A Cyber-Physical Security Salami Sandwich
Abstract: Cyber-physical systems are computing devices which interact with the physical world. Examples of such devices include wireless sensor networks, augmented reality glasses, mobile phones and even nuclear power plants. The differing security assumptions and expectations between the physical and the logical domains make securing these systems a unique and interesting challenge.
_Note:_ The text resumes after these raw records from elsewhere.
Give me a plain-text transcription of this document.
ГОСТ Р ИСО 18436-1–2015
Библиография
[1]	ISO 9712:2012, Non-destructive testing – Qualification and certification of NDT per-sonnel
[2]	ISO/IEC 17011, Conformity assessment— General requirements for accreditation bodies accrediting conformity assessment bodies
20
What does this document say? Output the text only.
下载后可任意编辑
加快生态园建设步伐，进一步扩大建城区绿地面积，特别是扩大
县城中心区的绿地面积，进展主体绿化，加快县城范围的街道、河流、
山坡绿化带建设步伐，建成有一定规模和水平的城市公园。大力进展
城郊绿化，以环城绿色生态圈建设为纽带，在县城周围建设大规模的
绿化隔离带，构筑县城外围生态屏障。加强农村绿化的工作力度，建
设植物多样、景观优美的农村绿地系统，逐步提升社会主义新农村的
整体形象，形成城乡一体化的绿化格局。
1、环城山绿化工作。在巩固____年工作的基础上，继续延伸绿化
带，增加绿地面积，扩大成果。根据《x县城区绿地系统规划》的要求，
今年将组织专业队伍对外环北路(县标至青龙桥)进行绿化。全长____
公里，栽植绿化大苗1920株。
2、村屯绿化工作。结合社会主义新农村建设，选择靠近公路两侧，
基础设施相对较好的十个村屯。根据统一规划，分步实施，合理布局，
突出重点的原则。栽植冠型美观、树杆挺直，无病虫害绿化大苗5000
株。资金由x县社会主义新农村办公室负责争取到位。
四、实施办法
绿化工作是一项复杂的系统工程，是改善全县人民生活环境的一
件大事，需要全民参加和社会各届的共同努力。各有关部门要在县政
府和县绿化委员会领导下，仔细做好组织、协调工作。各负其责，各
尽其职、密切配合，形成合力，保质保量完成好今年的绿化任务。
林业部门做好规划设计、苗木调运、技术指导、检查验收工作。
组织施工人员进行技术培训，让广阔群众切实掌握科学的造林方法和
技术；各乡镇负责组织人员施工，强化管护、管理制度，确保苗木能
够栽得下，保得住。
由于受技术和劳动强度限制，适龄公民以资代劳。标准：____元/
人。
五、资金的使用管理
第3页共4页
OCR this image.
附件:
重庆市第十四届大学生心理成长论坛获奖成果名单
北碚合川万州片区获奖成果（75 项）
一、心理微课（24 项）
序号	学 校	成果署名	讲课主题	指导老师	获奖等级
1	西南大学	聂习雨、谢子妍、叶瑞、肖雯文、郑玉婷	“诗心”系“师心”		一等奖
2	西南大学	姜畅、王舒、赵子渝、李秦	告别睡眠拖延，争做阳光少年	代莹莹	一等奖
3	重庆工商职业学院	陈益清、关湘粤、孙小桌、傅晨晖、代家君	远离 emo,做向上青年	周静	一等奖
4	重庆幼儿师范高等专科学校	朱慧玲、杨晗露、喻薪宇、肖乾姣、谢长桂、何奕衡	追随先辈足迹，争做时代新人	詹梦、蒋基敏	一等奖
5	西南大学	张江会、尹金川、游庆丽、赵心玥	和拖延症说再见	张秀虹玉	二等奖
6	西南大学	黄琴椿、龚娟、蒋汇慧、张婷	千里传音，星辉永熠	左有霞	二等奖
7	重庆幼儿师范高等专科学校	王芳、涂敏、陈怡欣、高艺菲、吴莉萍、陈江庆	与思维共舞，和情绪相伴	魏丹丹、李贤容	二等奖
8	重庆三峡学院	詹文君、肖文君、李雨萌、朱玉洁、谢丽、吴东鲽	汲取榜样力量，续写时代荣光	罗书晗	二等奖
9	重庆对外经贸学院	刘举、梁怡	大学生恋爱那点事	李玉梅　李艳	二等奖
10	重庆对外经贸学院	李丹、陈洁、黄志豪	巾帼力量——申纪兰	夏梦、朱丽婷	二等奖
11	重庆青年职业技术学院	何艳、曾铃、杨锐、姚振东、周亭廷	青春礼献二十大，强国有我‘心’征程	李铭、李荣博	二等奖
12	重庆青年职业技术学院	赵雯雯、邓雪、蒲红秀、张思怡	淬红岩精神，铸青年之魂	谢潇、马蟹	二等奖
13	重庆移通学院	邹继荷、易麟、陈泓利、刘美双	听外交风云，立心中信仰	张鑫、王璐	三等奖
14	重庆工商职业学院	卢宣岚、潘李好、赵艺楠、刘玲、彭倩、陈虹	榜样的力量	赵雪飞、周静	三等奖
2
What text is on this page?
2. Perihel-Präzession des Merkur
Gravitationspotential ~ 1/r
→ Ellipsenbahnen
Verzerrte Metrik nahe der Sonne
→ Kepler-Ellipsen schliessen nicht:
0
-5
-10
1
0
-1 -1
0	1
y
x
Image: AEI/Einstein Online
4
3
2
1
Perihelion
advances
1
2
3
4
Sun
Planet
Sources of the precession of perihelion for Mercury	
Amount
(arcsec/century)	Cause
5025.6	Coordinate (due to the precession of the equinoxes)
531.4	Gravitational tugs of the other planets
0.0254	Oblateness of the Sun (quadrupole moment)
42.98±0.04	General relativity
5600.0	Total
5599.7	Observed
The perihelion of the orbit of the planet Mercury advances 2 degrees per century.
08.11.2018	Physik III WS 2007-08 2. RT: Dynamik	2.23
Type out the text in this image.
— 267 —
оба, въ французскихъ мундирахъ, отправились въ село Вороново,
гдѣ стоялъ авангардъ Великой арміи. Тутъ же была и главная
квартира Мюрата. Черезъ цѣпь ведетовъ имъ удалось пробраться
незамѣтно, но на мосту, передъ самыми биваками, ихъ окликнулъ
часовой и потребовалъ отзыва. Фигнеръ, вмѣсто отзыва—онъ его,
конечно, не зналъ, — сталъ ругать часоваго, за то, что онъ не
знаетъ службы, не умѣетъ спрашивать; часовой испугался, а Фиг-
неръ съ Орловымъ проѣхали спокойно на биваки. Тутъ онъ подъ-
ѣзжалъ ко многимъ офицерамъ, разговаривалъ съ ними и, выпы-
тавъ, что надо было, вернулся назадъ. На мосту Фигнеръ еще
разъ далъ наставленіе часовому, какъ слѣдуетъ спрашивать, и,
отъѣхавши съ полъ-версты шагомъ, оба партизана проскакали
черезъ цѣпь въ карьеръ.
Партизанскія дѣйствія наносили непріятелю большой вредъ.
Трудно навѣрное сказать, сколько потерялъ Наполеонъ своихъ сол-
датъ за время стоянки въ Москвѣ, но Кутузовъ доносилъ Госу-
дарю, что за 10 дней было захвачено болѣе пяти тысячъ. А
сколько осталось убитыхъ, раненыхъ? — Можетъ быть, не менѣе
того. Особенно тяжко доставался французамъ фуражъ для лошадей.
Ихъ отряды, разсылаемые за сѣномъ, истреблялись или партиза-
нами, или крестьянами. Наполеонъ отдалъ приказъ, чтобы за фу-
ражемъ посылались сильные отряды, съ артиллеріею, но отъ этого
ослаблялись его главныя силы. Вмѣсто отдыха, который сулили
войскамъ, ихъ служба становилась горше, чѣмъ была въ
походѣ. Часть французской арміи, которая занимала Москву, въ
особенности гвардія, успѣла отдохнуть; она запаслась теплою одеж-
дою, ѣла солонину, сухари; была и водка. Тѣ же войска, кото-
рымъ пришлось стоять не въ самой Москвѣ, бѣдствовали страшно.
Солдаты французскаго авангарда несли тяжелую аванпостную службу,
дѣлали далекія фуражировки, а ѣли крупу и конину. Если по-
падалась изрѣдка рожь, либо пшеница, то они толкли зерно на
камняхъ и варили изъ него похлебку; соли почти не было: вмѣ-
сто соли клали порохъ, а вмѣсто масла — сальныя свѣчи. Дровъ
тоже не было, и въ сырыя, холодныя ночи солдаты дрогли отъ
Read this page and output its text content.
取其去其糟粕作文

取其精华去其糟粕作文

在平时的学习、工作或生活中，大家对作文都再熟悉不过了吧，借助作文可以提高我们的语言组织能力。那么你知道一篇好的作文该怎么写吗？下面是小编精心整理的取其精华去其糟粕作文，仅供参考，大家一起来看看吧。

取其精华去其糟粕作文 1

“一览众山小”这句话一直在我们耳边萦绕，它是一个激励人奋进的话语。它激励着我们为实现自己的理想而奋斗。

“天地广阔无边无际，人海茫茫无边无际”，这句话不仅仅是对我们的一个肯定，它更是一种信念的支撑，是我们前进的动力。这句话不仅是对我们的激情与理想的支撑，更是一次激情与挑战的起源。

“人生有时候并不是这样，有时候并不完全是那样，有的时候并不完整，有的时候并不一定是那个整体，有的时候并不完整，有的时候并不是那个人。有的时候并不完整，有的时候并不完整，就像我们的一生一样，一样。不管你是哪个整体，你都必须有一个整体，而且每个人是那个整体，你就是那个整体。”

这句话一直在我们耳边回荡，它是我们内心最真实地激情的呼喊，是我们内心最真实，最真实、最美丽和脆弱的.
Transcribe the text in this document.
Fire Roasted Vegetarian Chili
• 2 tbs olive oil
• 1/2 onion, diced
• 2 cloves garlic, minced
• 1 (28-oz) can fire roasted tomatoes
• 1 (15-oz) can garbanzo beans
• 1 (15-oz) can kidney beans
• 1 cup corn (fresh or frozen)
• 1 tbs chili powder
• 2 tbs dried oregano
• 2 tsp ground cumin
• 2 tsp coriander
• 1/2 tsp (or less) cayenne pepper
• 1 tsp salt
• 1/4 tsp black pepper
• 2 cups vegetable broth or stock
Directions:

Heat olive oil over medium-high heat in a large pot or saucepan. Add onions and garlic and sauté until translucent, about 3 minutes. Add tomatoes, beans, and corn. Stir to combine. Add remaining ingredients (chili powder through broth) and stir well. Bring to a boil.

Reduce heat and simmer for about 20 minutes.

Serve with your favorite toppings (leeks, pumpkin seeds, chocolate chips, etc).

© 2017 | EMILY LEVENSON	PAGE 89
The bottom slice of the talk will discuss our experience in securing radio-frequency identification (RFID) tags. These tags are minuscule transponders which are produced by the billions and attached to physical items, forming the backbone of the “Internet of Things”. Despite the incredibly constrained power, area and price budgets of these tags, we have shown that public-key cryptography makes it is possible to make the RFID ecosystem both secure and respectful of its users’ privacy.
The “meat” of the talk will discuss security issues related to one of world’s most common cyber-physical systems: the television. A new specification was recently introduced to allow broadcast television channels to include embedded HTML content. We show that the broadband and broadcast domains are combined insecurely, enabling a large-scale exploitation technique which requires a minimal budget and infrastructure and is remarkably difficult to detect. A unique aspect of this attack is that, in contrast to most cyber-physical threat scenarios, our attack uses the physical broadcast network to attack the data network and not vice-versa.